Two Sample T-Test to see 

In [50]:
import scipy.stats as stats
import numpy as np

In [44]:
group1 = np.array(df_usual['DLA_Diff'])
group2 = np.array(df_intervention['DLA_Diff'])

H0: µ1 = µ2 (the two program means are equal)

HA: µ1 ≠µ2 (the two program means are not equal)

In [49]:
# Find variance of both groups
var1 = (np.var(group1))
var2 = (np.var(group2))
print(f'var1 = {var1.round(4)} \n var2 = {var2.round(4)}')

var1 = 0.0024 
 var2 = 0.0333


In [52]:
stats.ttest_ind(a=group1, b=group2)


Ttest_indResult(statistic=-55.143722159871736, pvalue=4.3055817180988177e-209)

Since the P-value is under p=0.05, we can reject the null hypothesis and say with relative confidence that the means are not equal and the intervention program has statistical significance in improving a client's DLA-20 assessment score over the course of a year.

## Conclusion


- Is the new intervention better than “usual care”?

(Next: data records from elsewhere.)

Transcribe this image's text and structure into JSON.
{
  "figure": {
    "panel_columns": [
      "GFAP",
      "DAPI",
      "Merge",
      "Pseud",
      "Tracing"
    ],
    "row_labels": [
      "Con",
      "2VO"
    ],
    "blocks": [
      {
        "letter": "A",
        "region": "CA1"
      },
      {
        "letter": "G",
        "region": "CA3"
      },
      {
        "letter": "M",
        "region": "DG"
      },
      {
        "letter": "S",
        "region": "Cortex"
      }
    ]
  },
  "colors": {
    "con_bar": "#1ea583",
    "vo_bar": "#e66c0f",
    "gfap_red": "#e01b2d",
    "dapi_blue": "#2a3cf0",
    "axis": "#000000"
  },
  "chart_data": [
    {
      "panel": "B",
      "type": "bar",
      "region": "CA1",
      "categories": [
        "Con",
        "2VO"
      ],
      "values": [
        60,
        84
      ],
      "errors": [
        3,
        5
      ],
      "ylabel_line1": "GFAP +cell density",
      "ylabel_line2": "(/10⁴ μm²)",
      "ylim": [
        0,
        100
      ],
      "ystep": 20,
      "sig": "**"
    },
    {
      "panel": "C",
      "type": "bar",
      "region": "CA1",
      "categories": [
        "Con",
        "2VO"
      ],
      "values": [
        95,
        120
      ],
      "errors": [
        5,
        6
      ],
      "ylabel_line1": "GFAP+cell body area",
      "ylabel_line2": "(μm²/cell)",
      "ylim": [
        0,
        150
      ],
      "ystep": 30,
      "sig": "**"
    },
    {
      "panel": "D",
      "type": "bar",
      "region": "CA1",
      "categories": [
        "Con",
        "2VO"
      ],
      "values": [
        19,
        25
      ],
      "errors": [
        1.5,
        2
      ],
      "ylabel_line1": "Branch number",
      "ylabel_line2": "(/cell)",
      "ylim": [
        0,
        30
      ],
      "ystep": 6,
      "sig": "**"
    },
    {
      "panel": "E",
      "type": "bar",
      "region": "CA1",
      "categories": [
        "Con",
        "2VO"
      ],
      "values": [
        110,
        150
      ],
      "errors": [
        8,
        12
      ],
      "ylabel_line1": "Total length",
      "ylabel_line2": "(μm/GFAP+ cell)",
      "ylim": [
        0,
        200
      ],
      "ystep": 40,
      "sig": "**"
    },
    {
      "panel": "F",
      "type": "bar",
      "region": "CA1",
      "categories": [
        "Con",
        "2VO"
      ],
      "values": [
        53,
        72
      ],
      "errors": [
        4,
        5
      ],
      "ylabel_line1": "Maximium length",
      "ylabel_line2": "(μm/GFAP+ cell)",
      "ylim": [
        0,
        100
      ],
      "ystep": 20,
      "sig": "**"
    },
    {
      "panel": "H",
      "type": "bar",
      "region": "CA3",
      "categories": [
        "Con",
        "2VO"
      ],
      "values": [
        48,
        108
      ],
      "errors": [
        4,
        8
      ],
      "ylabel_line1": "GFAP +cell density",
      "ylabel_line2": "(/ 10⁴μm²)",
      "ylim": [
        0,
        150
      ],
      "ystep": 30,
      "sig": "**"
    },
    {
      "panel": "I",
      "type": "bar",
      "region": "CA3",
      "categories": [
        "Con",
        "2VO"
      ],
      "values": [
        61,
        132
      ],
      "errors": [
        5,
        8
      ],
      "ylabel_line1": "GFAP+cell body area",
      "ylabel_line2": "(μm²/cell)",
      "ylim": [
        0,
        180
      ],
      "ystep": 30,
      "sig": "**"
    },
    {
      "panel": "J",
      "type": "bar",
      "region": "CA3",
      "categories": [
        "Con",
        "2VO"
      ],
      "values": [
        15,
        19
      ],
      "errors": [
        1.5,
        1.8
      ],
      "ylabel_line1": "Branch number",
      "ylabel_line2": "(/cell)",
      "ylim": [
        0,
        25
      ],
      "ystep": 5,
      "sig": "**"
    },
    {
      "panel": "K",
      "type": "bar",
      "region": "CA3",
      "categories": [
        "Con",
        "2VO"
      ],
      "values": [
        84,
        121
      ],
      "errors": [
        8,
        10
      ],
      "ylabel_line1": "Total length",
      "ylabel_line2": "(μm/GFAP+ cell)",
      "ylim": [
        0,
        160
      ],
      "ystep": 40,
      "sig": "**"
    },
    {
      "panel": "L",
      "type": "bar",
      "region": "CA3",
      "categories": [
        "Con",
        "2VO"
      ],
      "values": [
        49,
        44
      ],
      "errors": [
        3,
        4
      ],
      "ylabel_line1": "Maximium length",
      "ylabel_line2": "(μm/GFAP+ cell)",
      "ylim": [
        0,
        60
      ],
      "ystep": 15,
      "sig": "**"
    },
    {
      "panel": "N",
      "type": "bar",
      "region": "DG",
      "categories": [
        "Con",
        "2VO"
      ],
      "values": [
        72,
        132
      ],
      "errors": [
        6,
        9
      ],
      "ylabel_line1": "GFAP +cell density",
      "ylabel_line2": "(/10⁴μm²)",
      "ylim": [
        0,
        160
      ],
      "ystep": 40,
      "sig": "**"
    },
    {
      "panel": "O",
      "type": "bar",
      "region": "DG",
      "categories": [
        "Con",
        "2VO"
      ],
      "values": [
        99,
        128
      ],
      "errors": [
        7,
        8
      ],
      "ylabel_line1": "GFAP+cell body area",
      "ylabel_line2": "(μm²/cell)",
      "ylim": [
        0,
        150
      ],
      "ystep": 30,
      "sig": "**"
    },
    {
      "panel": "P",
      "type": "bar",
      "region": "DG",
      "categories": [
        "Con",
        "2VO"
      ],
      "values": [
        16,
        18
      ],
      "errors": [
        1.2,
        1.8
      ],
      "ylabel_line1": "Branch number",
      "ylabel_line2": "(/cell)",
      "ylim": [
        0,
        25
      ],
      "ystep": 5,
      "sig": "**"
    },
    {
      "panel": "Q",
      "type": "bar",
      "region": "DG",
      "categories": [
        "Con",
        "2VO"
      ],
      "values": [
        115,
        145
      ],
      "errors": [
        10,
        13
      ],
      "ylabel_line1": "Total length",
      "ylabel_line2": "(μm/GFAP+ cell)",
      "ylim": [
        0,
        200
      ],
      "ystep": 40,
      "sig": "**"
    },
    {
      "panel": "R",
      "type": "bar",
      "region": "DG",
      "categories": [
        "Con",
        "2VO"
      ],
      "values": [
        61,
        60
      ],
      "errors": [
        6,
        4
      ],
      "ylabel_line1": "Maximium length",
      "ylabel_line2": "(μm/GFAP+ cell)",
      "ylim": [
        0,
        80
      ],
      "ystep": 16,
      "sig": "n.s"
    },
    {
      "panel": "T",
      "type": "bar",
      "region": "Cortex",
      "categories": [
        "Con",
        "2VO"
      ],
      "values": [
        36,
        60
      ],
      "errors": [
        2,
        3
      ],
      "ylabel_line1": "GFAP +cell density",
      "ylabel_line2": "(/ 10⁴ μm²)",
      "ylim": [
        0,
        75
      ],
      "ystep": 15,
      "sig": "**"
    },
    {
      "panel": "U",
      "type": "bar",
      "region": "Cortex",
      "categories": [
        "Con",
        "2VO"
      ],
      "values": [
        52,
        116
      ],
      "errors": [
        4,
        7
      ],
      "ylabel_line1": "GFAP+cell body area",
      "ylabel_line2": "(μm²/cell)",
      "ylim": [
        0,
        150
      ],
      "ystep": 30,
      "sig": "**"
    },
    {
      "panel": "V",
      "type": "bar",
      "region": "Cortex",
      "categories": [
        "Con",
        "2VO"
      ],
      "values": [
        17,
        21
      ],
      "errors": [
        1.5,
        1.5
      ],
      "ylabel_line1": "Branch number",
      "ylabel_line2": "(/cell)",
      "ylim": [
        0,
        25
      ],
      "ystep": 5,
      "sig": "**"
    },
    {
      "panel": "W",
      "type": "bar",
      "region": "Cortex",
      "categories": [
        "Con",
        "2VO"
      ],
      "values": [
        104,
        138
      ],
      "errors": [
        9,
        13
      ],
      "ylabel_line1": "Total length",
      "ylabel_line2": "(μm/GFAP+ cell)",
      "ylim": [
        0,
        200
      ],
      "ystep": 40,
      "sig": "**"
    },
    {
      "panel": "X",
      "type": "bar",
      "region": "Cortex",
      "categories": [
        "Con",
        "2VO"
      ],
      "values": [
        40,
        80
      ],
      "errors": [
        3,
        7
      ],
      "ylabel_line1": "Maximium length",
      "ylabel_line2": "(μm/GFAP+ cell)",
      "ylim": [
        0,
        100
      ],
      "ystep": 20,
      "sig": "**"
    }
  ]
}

Overall, clients who receive the new intervention have greater improvement on the DLA-20 assessment after a year.

- Which clients are best served by the intervention?

Clients over all demographics that were in the intervention program showed greater improvements on their DLA-20 assessments after a year than clients in the "usual care" program.

- Should we expand the care model from the new intervention to our “usual care” team?

Based on the data given, I would recommend expanding the new intervention model to the "usual care" teams.